Social and structural factors that may exist in the county could be rooted in racism and discrimination, which may be institutionally and systemically prevalent in many areas of society without people realizing it. This can lead to lower-quality healthcare for blacks, as well as reduced access to essential resources like food and safe housing. Additionally, poverty is more common among blacks in Prince George's County, which can also impact health outcomes. Poverty can lead to poor nutrition and increased stress levels, both of which can contribute to higher rates of infant mortality. While there is no easy solution to address these disparities, it is important to acknowledge the role that social and structural factors play in creating them. Only by understanding the root causes of the problem can we hope to find ways to reduce the disparity in infant mortality rates between blacks and whites in Prince George's County.
Health determinants are the circumstances in which people are born, grow, live, work, and age, which can impact health outcomes. For example, poverty is a health determinant that has been linked to poorer health outcomes. Studies have found that black women are more likely to experience poverty than white women, which could partially explain why black infants are more likely to die than white infants. Additionally, racism is another health determinant that has been associated with poorer health outcomes. Black women have historically experienced racism in the form of discrimination and violence, which can lead to chronic stress and poor mental and physical health. Consequently, addressing health determinants such as poverty and racism could help to reduce healthcare disparities among whites and blacks with respect to infant mortality differences.

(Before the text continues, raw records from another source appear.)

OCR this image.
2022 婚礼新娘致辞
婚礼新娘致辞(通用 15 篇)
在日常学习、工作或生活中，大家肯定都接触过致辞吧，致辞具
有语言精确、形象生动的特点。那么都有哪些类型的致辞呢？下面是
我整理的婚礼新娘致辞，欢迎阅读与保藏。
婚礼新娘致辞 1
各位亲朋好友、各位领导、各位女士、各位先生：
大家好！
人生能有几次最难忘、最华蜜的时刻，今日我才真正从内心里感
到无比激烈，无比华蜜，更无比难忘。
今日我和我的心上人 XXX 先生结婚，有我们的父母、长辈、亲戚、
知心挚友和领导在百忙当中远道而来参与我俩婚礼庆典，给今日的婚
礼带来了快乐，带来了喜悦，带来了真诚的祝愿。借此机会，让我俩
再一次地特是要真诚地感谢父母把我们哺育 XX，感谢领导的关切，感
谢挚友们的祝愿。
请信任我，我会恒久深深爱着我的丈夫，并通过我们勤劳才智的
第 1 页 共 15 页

There are a number of "upstream factors" that contribute to healthcare disparities between whites and blacks with respect to infant mortality. One significant factor is the socioeconomic status of the mother. Mothers who are of lower socioeconomic status are more likely to experience poorer health outcomes for their infants. This is due to a number of factors, including lack of access to quality healthcare, poor nutrition, and increased stress levels. Another important factor is education. Mothers who have higher levels of education are more likely to be knowledgeable about prenatal care and how to keep their babies healthy. They are also more likely to have the resources to access quality healthcare. Finally, racism is a significant upstream factor that contributes to healthcare disparities.
When examining these differences through the lens of the socio-ecological model, it is clear that a variety of factors at different levels contribute to this disparity. At the individual level, health behaviors and access to care are both important factors. For example, black women are more likely to smoke during pregnancy and are less likely to receive prenatal care than white women. At the interpersonal level, racism and discrimination play a role in creating healthcare disparities. Black women may receive poorer quality care from providers or be less likely to have their concerns addressed by medical staff. At the institutional level, systemic problems like unequal funding for public health initiatives or understaffing of hospitals in predominantly black neighborhoods can contribute to healthcare disparities. Finally, at the societal level, structural inequalities like poverty or lack of access to transportation can make it difficult for black women to get the care they need during pregnancy and after childbirth. By understanding how these various factors interact, we can begin to address healthcare disparities among whites and blacks with respect to infant mortality.